FOTOGRAFIA DEL TEMPO/FOTOGRAFIA NEL TEMPO

Il tutto ha inizio con una semplice domanda: come fotografare il tempo?

Pensando alla fotografia la coniugazione verbale è sempre rivolta al passato. La fotografia ci racconta ciò che è stato, ciò che è successo, ciò che siamo stati. Non esiste nel paradigma fotografico il verbo futuro, ciò che sarà, ciò che saremo.

Quindi fotografare il tempo è una fotografia del tempo HIC ET NUNC. Un adesso che è già passato con il rumore dell’otturatore.

Con questo approccio filologico ci siamo posti un obiettivo: L’osservare il tempo.
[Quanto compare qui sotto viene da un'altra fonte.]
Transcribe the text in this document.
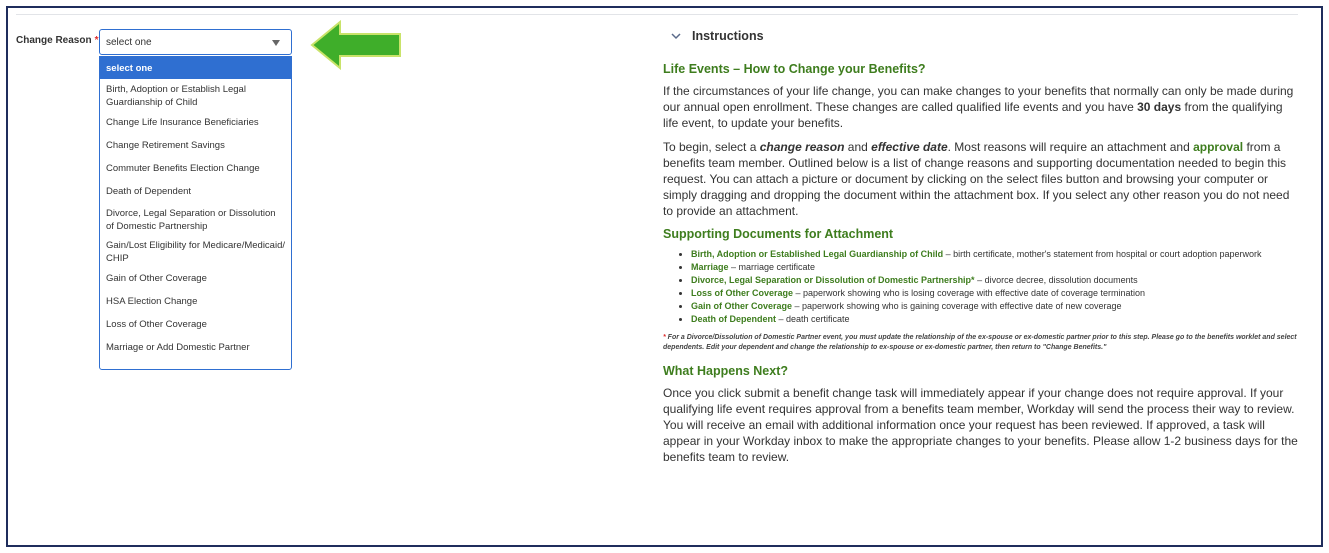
Change Reason * select one
select one
Birth, Adoption or Establish Legal Guardianship of Child
Change Life Insurance Beneficiaries
Change Retirement Savings
Commuter Benefits Election Change
Death of Dependent
Divorce, Legal Separation or Dissolution of Domestic Partnership
Gain/Lost Eligibility for Medicare/Medicaid/CHIP
Gain of Other Coverage
HSA Election Change
Loss of Other Coverage
Marriage or Add Domestic Partner
Instructions
Life Events – How to Change your Benefits?

If the circumstances of your life change, you can make changes to your benefits that normally can only be made during our annual open enrollment. These changes are called qualified life events and you have 30 days from the qualifying life event, to update your benefits.

To begin, select a change reason and effective date. Most reasons will require an attachment and approval from a benefits team member. Outlined below is a list of change reasons and supporting documentation needed to begin this request. You can attach a picture or document by clicking on the select files button and browsing your computer or simply dragging and dropping the document within the attachment box. If you select any other reason you do not need to provide an attachment.

Supporting Documents for Attachment
• Birth, Adoption or Established Legal Guardianship of Child – birth certificate, mother's statement from hospital or court adoption paperwork
• Marriage – marriage certificate
• Divorce, Legal Separation or Dissolution of Domestic Partnership* – divorce decree, dissolution documents
• Loss of Other Coverage – paperwork showing who is losing coverage with effective date of coverage termination
• Gain of Other Coverage – paperwork showing who is gaining coverage with effective date of new coverage
• Death of Dependent – death certificate

* For a Divorce/Dissolution of Domestic Partner event, you must update the relationship of the ex-spouse or ex-domestic partner prior to this step. Please go to the benefits worklet and select dependents. Edit your dependent and change the relationship to ex-spouse or ex-domestic partner, then return to "Change Benefits."

What Happens Next?

Once you click submit a benefit change task will immediately appear if your change does not require approval. If your qualifying life event requires approval from a benefits team member, Workday will send the process their way to review. You will receive an email with additional information once your request has been reviewed. If approved, a task will appear in your Workday inbox to make the appropriate changes to your benefits. Please allow 1-2 business days for the benefits team to review.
Perché è verissimo sua maestà il tempo è inafferrabile, inarrestabile, ma nessuno ci impedisce di poter stare fermi, inerti, ad aspettare che passi.

Quindi in queste fotografie il soggetto non riveste un ruolo particolare, uno studio approfondito. Il soggetto è lì perché lì l’abbiamo trovato nell’attesa. Per farci capire meglio il soggetto è un buon posto dove lasciarsi passare. Invece soggetto/oggetto di questa fotografia diventa il ticchettino continuo che accompagna il silenzio, e che metaforicamente parlando rappresenterebbe il continuo calpestio del nostro amico senza presenza.
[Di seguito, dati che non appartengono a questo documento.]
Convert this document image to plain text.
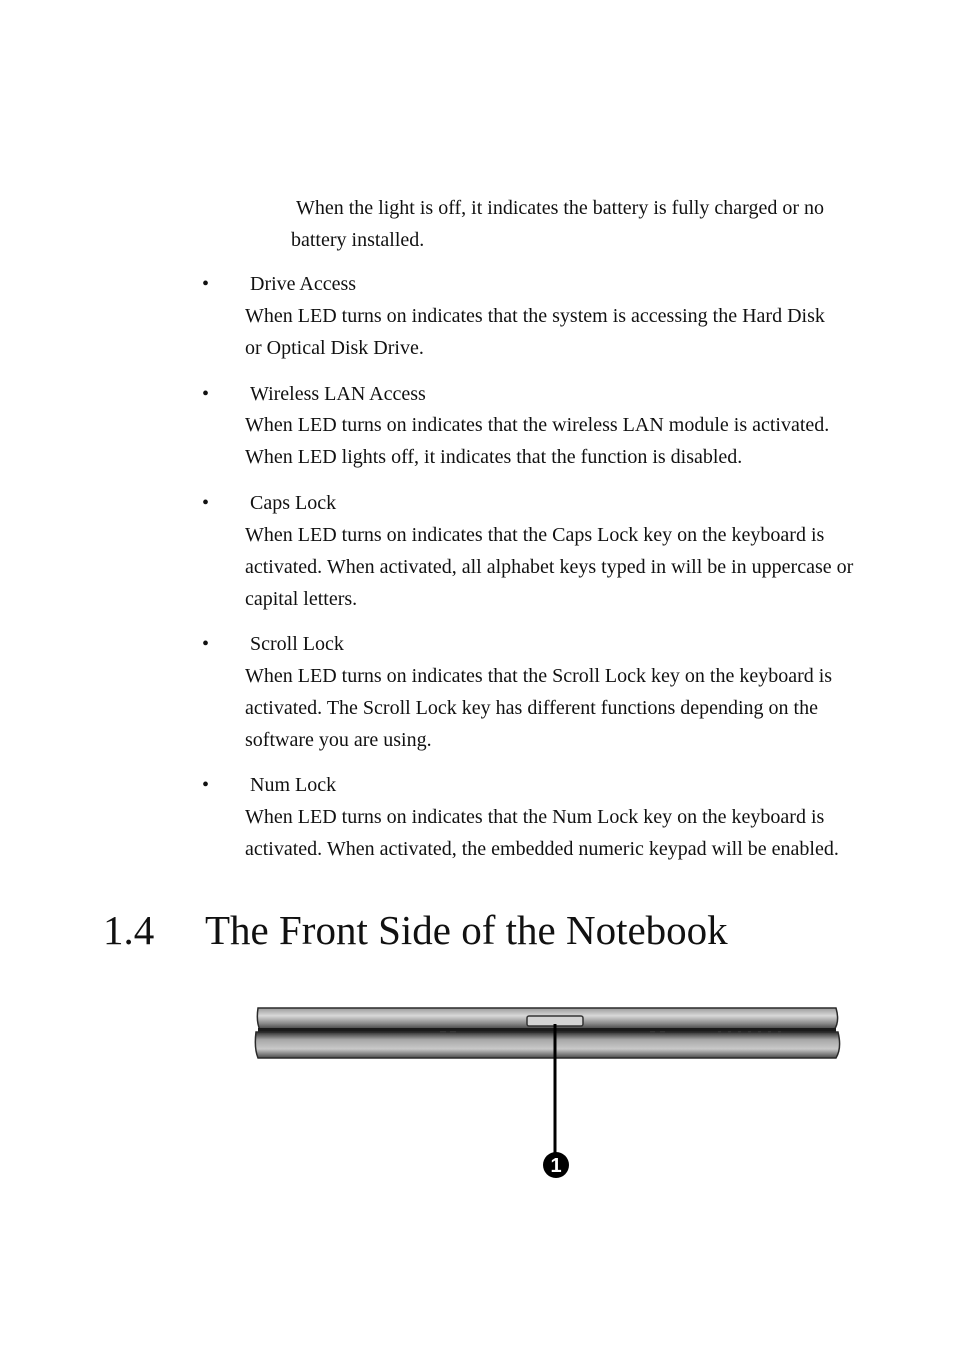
When the light is off, it indicates the battery is fully charged or no

battery installed.

• Drive Access
When LED turns on indicates that the system is accessing the Hard Disk
or Optical Disk Drive.
• Wireless LAN Access
When LED turns on indicates that the wireless LAN module is activated.
When LED lights off, it indicates that the function is disabled.
• Caps Lock
When LED turns on indicates that the Caps Lock key on the keyboard is
activated. When activated, all alphabet keys typed in will be in uppercase or
capital letters.
• Scroll Lock
When LED turns on indicates that the Scroll Lock key on the keyboard is
activated. The Scroll Lock key has different functions depending on the
software you are using.
• Num Lock
When LED turns on indicates that the Num Lock key on the keyboard is
activated. When activated, the embedded numeric keypad will be enabled.
1.4 The Front Side of the Notebook
1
In verità non del tutto privo di presenza, perché noi che amiamo non definirci fotografi, ci accompagniamo costantemente con signora luce. Ed ecco allora che abbiamo qualcosa a cui rivolgere la nostra attenzione. Il passare del tempo si trasforma in trasformazione luminosa, un costruirsi e distruggersi di tagli di luce e ombre. Un qualsiasi punto del mondo e nel mondo che diventa bussola, orologio primitivo, meridiana, attesa, presenza del tempo visiva e non solo sonora (tic, tac, tic, tac).
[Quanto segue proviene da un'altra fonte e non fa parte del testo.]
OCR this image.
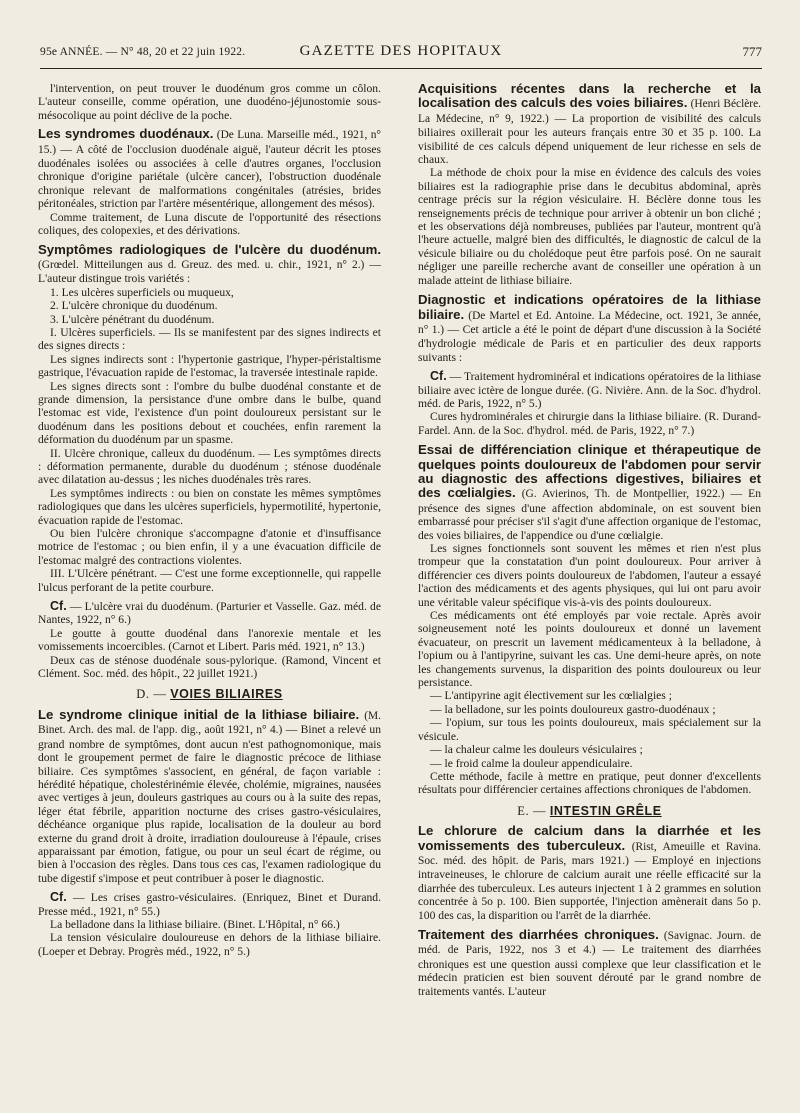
95e ANNÉE. — N° 48, 20 et 22 juin 1922.	GAZETTE DES HOPITAUX	777

l'intervention, on peut trouver le duodénum gros comme un côlon. L'auteur conseille, comme opération, une duodéno-jéjunostomie sous-mésocolique au point déclive de la poche.

Les syndromes duodénaux. (De Luna. Marseille méd., 1921, n° 15.) — A côté de l'occlusion duodénale aiguë, l'auteur décrit les ptoses duodénales isolées ou associées à celle d'autres organes, l'occlusion chronique d'origine pariétale (ulcère cancer), l'obstruction duodénale chronique relevant de malformations congénitales (atrésies, brides péritonéales, striction par l'artère mésentérique, allongement des mésos).

Comme traitement, de Luna discute de l'opportunité des résections coliques, des colopexies, et des dérivations.

Symptômes radiologiques de l'ulcère du duodénum. (Grœdel. Mitteilungen aus d. Greuz. des med. u. chir., 1921, n° 2.) — L'auteur distingue trois variétés :

1. Les ulcères superficiels ou muqueux,

2. L'ulcère chronique du duodénum.

3. L'ulcère pénétrant du duodénum.

I. Ulcères superficiels. — Ils se manifestent par des signes indirects et des signes directs :

Les signes indirects sont : l'hypertonie gastrique, l'hyper-péristaltisme gastrique, l'évacuation rapide de l'estomac, la traversée intestinale rapide.

Les signes directs sont : l'ombre du bulbe duodénal constante et de grande dimension, la persistance d'une ombre dans le bulbe, quand l'estomac est vide, l'existence d'un point douloureux persistant sur le duodénum dans les positions debout et couchées, enfin rarement la déformation du duodénum par un spasme.

II. Ulcère chronique, calleux du duodénum. — Les symptômes directs : déformation permanente, durable du duodénum ; sténose duodénale avec dilatation au-dessus ; les niches duodénales très rares.

Les symptômes indirects : ou bien on constate les mêmes symptômes radiologiques que dans les ulcères superficiels, hypermotilité, hypertonie, évacuation rapide de l'estomac.

Ou bien l'ulcère chronique s'accompagne d'atonie et d'insuffisance motrice de l'estomac ; ou bien enfin, il y a une évacuation difficile de l'estomac malgré des contractions violentes.

III. L'Ulcère pénétrant. — C'est une forme exceptionnelle, qui rappelle l'ulcus perforant de la petite courbure.

Cf. — L'ulcère vrai du duodénum. (Parturier et Vasselle. Gaz. méd. de Nantes, 1922, n° 6.)

Le goutte à goutte duodénal dans l'anorexie mentale et les vomissements incoercibles. (Carnot et Libert. Paris méd. 1921, n° 13.)

Deux cas de sténose duodénale sous-pylorique. (Ramond, Vincent et Clément. Soc. méd. des hôpit., 22 juillet 1921.)

D. — VOIES BILIAIRES

Le syndrome clinique initial de la lithiase biliaire. (M. Binet. Arch. des mal. de l'app. dig., août 1921, n° 4.) — Binet a relevé un grand nombre de symptômes, dont aucun n'est pathognomonique, mais dont le groupement permet de faire le diagnostic précoce de lithiase biliaire. Ces symptômes s'associent, en général, de façon variable : hérédité hépatique, cholestérinémie élevée, cholémie, migraines, nausées avec vertiges à jeun, douleurs gastriques au cours ou à la suite des repas, léger état fébrile, apparition nocturne des crises gastro-vésiculaires, déchéance organique plus rapide, localisation de la douleur au bord externe du grand droit à droite, irradiation douloureuse à l'épaule, crises apparaissant par émotion, fatigue, ou pour un seul écart de régime, ou bien à l'occasion des règles. Dans tous ces cas, l'examen radiologique du tube digestif s'impose et peut contribuer à poser le diagnostic.

Cf. — Les crises gastro-vésiculaires. (Enriquez, Binet et Durand. Presse méd., 1921, n° 55.)

La belladone dans la lithiase biliaire. (Binet. L'Hôpital, n° 66.)

La tension vésiculaire douloureuse en dehors de la lithiase biliaire. (Loeper et Debray. Progrès méd., 1922, n° 5.)

Acquisitions récentes dans la recherche et la localisation des calculs des voies biliaires. (Henri Béclère. La Médecine, n° 9, 1922.) — La proportion de visibilité des calculs biliaires oxillerait pour les auteurs français entre 30 et 35 p. 100. La visibilité de ces calculs dépend uniquement de leur richesse en sels de chaux.

La méthode de choix pour la mise en évidence des calculs des voies biliaires est la radiographie prise dans le decubitus abdominal, après centrage précis sur la région vésiculaire. H. Béclère donne tous les renseignements précis de technique pour arriver à obtenir un bon cliché ; et les observations déjà nombreuses, publiées par l'auteur, montrent qu'à l'heure actuelle, malgré bien des difficultés, le diagnostic de calcul de la vésicule biliaire ou du cholédoque peut être parfois posé. On ne saurait négliger une pareille recherche avant de conseiller une opération à un malade atteint de lithiase biliaire.

Diagnostic et indications opératoires de la lithiase biliaire. (De Martel et Ed. Antoine. La Médecine, oct. 1921, 3e année, n° 1.) — Cet article a été le point de départ d'une discussion à la Société d'hydrologie médicale de Paris et en particulier des deux rapports suivants :

Cf. — Traitement hydrominéral et indications opératoires de la lithiase biliaire avec ictère de longue durée. (G. Nivière. Ann. de la Soc. d'hydrol. méd. de Paris, 1922, n° 5.)

Cures hydrominérales et chirurgie dans la lithiase biliaire. (R. Durand-Fardel. Ann. de la Soc. d'hydrol. méd. de Paris, 1922, n° 7.)

Essai de différenciation clinique et thérapeutique de quelques points douloureux de l'abdomen pour servir au diagnostic des affections digestives, biliaires et des cœlialgies. (G. Avierinos, Th. de Montpellier, 1922.) — En présence des signes d'une affection abdominale, on est souvent bien embarrassé pour préciser s'il s'agit d'une affection organique de l'estomac, des voies biliaires, de l'appendice ou d'une cœlialgie.

Les signes fonctionnels sont souvent les mêmes et rien n'est plus trompeur que la constatation d'un point douloureux. Pour arriver à différencier ces divers points douloureux de l'abdomen, l'auteur a essayé l'action des médicaments et des agents physiques, qui lui ont paru avoir une véritable valeur spécifique vis-à-vis des points douloureux.

Ces médicaments ont été employés par voie rectale. Après avoir soigneusement noté les points douloureux et donné un lavement évacuateur, on prescrit un lavement médicamenteux à la belladone, à l'opium ou à l'antipyrine, suivant les cas. Une demi-heure après, on note les changements survenus, la disparition des points douloureux ou leur persistance.

— L'antipyrine agit électivement sur les cœlialgies ;

— la belladone, sur les points douloureux gastro-duodénaux ;

— l'opium, sur tous les points douloureux, mais spécialement sur la vésicule.

— la chaleur calme les douleurs vésiculaires ;

— le froid calme la douleur appendiculaire.

Cette méthode, facile à mettre en pratique, peut donner d'excellents résultats pour différencier certaines affections chroniques de l'abdomen.

E. — INTESTIN GRÊLE

Le chlorure de calcium dans la diarrhée et les vomissements des tuberculeux. (Rist, Ameuille et Ravina. Soc. méd. des hôpit. de Paris, mars 1921.) — Employé en injections intraveineuses, le chlorure de calcium aurait une réelle efficacité sur la diarrhée des tuberculeux. Les auteurs injectent 1 à 2 grammes en solution concentrée à 5o p. 100. Bien supportée, l'injection amènerait dans 5o p. 100 des cas, la disparition ou l'arrêt de la diarrhée.

Traitement des diarrhées chroniques. (Savignac. Journ. de méd. de Paris, 1922, nos 3 et 4.) — Le traitement des diarrhées chroniques est une question aussi complexe que leur classification et le médecin praticien est bien souvent dérouté par le grand nombre de traitements vantés. L'auteur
A questo punto ci permettiamo di offrire alcuni piccoli spunti di riflessione al lettore che si accinge alla visione di queste fotografie. Innanzi tutto, dopo una prima visione discorsiva del ciclo fotografico, la carta che tireremmo subito fuori è quella della curiosità. Visto che è quasi chiaro il progetto del passare del tempo, sarebbe interessante chiedersi cosa è successo (parlando al passato come la fotografia) tra uno scatto e l’atro.  In quale punto del mondo siamo? Chi ha posato lì quegli oggetti? (Il fotografo, un assistente oppure chi di li è passato magari anni prima) Come ha occupato il tempo? (E’ stato lì ad ascoltare il ticchettio del tempo o ha fatto altro?) In questo passare silenzioso in un punto del mondo, ad un’ora del mondo, nell’altra ora, opposta ai poli, cosa succedeva?

E ancora. I coniugi Eames nel 1977 circa, con il loro cortometraggio “Powers of ten”, indussero a osservare come negli ambiti macro e micro si ripetono dinamiche similari. Ebbene, le luci e le ombre che silenziosamente si creano e si distruggono sono solo un esempio di una moltitudine di aspetti che si muovono intorno a noi senza che ce ne accorgiamo, piccole e singole storie che notiamo solo nel momento in cui si sono compiute. Nella realizzazione di questo lavoro la luce è stata soggetto affascinante da osservare. Allineandoci al ritmo delle luci e delle ombre e del loro trascorrere ci siamo scoperti (quasi) sincronizzati a quello che succedeva intorno a noi con la sensazione (quasi) di “scoprire” cose che ogni giorno vediamo. Ci siamo scoperti curiosi e la curiosità è poi diventata un normale approccio all’osservazione di ciò che è intorno a noi, dentro e fuori e che, essenzialmente, ripropone appunto dinamiche similari.